Louise Bourgeois, who actually never exhibited with the group, but closely explored Surrealism and its theories during the 1930s while living in Paris. Her works incorporate Surrealist ideas and themes: an enquiry into the female body, questions of identity and, not least, dream-like and abstract elements. Metamorphosis also plays an important role in Bourgeois’ artistic creativity. Her body of work, which is often seen as very contemporary today, brings the Surrealist approach firmly into the present.

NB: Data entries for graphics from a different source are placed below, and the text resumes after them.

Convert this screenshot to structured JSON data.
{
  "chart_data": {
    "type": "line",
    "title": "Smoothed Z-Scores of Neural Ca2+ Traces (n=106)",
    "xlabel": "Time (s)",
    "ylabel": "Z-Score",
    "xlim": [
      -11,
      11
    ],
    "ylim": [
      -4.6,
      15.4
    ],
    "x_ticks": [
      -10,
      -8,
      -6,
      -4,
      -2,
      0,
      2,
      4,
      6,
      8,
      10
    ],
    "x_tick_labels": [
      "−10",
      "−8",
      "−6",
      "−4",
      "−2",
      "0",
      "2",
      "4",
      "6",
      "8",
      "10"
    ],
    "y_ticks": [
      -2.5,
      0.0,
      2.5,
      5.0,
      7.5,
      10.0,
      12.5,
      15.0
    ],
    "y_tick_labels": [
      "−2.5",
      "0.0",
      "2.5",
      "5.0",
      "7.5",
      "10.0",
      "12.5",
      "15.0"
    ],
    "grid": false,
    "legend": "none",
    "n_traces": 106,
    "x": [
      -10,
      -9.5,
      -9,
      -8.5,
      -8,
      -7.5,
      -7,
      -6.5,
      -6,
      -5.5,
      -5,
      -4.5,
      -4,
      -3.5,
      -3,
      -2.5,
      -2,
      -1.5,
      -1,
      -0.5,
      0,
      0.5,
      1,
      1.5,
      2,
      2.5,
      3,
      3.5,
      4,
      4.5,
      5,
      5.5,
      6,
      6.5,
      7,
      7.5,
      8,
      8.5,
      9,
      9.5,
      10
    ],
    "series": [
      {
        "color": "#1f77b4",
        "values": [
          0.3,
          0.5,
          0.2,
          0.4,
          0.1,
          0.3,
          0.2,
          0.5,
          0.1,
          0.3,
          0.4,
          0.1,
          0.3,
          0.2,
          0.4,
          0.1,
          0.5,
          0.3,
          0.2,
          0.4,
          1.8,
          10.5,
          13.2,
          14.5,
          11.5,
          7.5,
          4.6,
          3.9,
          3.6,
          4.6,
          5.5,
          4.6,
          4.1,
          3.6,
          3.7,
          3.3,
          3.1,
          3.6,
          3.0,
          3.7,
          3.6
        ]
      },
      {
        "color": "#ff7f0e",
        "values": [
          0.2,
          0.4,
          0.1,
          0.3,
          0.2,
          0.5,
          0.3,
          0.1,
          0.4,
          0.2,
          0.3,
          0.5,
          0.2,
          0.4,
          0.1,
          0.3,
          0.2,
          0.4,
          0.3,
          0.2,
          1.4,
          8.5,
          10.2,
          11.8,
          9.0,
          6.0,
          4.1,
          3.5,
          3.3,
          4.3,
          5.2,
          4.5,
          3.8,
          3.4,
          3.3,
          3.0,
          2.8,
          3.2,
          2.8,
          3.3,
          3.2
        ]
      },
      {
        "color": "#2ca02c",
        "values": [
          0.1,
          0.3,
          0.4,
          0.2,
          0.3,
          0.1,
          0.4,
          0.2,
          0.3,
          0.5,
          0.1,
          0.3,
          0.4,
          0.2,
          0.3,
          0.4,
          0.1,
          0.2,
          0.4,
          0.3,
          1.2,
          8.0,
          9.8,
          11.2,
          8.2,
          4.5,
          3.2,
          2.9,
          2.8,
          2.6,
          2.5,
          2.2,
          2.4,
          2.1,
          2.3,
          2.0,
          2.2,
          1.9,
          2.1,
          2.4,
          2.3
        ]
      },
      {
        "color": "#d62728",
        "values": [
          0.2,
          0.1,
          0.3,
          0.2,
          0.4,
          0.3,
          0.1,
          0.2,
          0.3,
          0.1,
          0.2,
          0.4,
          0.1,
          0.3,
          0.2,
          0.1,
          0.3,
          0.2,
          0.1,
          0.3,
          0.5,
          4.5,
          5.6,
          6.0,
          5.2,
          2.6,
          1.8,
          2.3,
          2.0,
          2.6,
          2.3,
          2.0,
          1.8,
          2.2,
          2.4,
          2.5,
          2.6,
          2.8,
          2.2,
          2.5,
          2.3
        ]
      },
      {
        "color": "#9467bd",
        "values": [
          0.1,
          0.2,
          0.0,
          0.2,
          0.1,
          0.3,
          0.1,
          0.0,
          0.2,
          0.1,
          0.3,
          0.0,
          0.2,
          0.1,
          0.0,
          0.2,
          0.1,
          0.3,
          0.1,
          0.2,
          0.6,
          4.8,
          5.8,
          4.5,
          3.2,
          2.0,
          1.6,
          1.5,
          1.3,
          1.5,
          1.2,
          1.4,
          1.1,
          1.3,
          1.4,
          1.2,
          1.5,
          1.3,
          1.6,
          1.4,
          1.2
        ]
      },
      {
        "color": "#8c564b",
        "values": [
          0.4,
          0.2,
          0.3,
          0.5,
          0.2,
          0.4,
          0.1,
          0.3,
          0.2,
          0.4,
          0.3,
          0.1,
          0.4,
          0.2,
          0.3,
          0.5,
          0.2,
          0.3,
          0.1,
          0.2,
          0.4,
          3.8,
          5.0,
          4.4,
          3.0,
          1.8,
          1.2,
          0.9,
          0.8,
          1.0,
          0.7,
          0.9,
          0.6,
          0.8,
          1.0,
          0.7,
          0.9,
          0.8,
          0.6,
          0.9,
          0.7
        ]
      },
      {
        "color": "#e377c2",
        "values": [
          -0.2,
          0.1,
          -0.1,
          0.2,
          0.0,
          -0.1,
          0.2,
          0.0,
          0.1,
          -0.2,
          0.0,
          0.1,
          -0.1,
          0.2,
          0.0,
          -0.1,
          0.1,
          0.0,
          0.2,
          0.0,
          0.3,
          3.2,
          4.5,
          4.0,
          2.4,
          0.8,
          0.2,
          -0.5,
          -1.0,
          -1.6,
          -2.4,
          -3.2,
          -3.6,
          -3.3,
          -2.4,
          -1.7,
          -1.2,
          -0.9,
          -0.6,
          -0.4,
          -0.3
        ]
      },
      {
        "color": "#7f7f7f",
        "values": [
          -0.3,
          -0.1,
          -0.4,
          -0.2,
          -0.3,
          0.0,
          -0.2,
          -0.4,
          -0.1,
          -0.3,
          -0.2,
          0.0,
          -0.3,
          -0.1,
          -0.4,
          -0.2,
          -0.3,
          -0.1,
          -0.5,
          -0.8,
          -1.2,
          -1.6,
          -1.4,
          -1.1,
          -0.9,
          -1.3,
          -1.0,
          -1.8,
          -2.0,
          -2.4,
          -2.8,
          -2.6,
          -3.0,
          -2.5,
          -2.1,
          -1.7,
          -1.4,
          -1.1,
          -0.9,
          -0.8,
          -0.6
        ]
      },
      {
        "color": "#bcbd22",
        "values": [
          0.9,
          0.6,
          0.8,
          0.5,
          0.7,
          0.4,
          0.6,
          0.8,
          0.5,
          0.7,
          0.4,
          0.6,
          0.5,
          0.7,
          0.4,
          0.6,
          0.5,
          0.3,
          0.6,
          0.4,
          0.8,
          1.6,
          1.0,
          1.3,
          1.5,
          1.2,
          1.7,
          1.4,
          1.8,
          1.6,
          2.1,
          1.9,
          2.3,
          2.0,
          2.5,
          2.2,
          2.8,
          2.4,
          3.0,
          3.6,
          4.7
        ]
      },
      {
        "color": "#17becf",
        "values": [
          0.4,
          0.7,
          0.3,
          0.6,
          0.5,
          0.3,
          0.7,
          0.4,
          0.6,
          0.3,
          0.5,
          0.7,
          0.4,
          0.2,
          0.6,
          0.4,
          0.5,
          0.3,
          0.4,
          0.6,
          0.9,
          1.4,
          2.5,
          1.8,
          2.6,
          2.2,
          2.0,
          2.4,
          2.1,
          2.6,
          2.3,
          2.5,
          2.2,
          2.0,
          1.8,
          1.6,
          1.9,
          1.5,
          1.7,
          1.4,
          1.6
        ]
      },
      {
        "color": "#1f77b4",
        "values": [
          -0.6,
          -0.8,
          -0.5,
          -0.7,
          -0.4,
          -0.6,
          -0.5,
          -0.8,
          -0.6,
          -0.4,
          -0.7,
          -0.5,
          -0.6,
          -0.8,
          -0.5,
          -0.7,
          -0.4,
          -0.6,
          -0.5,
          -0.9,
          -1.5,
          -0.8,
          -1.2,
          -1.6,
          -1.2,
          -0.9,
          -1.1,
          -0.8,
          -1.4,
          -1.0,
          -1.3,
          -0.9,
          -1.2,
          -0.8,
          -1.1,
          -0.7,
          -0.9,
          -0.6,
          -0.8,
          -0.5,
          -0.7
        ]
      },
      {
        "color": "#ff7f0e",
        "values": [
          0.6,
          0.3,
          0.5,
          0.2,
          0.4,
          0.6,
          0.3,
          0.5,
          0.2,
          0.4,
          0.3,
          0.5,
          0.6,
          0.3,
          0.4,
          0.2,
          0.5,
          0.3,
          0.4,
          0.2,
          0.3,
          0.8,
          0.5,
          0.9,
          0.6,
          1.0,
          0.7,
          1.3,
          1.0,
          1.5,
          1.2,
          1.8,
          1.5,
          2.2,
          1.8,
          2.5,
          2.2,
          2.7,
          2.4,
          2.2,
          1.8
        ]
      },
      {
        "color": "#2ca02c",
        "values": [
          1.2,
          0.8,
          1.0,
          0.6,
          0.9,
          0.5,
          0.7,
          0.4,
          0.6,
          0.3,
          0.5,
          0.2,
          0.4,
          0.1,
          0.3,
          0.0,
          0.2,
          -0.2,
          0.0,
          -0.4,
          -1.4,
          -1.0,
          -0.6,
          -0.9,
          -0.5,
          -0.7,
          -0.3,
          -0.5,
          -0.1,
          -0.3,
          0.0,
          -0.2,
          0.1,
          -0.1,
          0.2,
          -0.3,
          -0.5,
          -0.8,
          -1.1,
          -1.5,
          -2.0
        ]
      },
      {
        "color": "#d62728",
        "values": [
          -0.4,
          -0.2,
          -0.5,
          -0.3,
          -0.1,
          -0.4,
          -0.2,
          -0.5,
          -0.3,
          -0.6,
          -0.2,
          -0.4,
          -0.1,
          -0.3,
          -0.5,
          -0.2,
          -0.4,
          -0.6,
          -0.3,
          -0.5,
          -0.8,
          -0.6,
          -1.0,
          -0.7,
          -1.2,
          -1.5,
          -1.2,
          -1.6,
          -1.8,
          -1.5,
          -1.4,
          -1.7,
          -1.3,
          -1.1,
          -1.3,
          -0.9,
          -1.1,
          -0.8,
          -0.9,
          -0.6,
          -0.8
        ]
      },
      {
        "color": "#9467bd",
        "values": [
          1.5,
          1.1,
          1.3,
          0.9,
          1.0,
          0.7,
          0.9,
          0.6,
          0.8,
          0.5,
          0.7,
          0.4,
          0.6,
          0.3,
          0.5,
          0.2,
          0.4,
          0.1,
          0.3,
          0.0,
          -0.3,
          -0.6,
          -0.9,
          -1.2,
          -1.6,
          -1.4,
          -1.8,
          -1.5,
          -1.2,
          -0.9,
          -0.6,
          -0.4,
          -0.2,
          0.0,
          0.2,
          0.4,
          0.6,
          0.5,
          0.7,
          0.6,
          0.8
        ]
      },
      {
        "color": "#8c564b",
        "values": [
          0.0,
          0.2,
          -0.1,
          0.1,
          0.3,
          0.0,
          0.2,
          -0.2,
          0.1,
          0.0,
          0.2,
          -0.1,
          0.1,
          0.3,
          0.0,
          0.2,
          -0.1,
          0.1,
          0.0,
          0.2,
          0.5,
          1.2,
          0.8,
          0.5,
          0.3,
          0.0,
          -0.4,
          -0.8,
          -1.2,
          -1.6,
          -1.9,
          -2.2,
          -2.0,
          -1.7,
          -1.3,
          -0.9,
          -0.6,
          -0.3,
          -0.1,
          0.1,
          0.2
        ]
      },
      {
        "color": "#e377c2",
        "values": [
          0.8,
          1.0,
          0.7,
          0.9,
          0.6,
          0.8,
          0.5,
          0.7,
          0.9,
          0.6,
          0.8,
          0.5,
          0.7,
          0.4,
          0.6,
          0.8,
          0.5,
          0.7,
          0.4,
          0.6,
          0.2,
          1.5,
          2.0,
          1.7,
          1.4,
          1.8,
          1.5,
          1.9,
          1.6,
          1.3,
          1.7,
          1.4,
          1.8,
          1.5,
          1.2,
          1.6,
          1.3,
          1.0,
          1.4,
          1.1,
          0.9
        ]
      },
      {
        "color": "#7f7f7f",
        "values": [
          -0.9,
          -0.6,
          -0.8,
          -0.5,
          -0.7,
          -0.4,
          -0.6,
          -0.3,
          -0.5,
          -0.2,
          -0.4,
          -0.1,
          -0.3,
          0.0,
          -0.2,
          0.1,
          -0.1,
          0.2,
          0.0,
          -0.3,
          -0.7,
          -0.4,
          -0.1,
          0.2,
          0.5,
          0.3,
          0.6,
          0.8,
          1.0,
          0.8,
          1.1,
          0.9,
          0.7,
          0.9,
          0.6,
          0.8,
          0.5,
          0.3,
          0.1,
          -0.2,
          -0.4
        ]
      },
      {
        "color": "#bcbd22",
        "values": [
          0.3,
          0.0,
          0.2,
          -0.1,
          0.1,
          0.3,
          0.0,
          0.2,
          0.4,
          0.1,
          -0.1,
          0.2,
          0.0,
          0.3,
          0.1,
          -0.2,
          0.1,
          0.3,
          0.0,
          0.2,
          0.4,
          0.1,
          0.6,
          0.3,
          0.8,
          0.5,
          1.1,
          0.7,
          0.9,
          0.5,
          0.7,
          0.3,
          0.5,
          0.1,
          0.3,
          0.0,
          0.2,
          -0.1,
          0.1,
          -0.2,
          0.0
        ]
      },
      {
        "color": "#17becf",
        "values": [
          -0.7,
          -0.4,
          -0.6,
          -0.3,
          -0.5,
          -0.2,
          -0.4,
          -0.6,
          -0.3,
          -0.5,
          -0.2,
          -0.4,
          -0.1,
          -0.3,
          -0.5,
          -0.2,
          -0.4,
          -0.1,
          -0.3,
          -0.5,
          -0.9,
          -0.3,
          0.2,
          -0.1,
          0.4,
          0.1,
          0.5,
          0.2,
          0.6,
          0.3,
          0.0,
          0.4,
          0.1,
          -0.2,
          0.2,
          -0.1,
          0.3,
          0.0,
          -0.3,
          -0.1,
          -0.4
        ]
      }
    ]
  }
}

This exhibition, which was planned in the Schirn Kunsthalle from February 13 to May 24, 2020, was held until the end of June, but is now still on view until 8 November 2020 at the Luisiana Art Museum, Humlebæk, Denmark. The catalog is still in demand: FANTASTIC WOMEN. SURREAL WORLDS FROM MERET OPPENHEIM TO FRIDA KAHLO, editor of Ingrid Pfeiffer. With a foreword by Philipp Demandt from the SCHIRN and Poul Erik Tøjner from the Louisiana Museum of Modern Art, Humlebæk. With the accession of Patricia Allmer, Teresa Arcq, Heike Eipeldauer, Annabelle Görgen-Lammers, Karoline Hille, Alyce Mahon, Christiane Meyer-Thoss, Laura Neve, Silvano-Abgabe, Ingrid Pfeiffer, Gabriel Weisz, as well. English edition, approx. 420 pages, 350 illustrations, 24 x 29 cm, hardcover, Hirmer Verlag, approx. € 39 (SCHIRN), € 49.90 (book trade).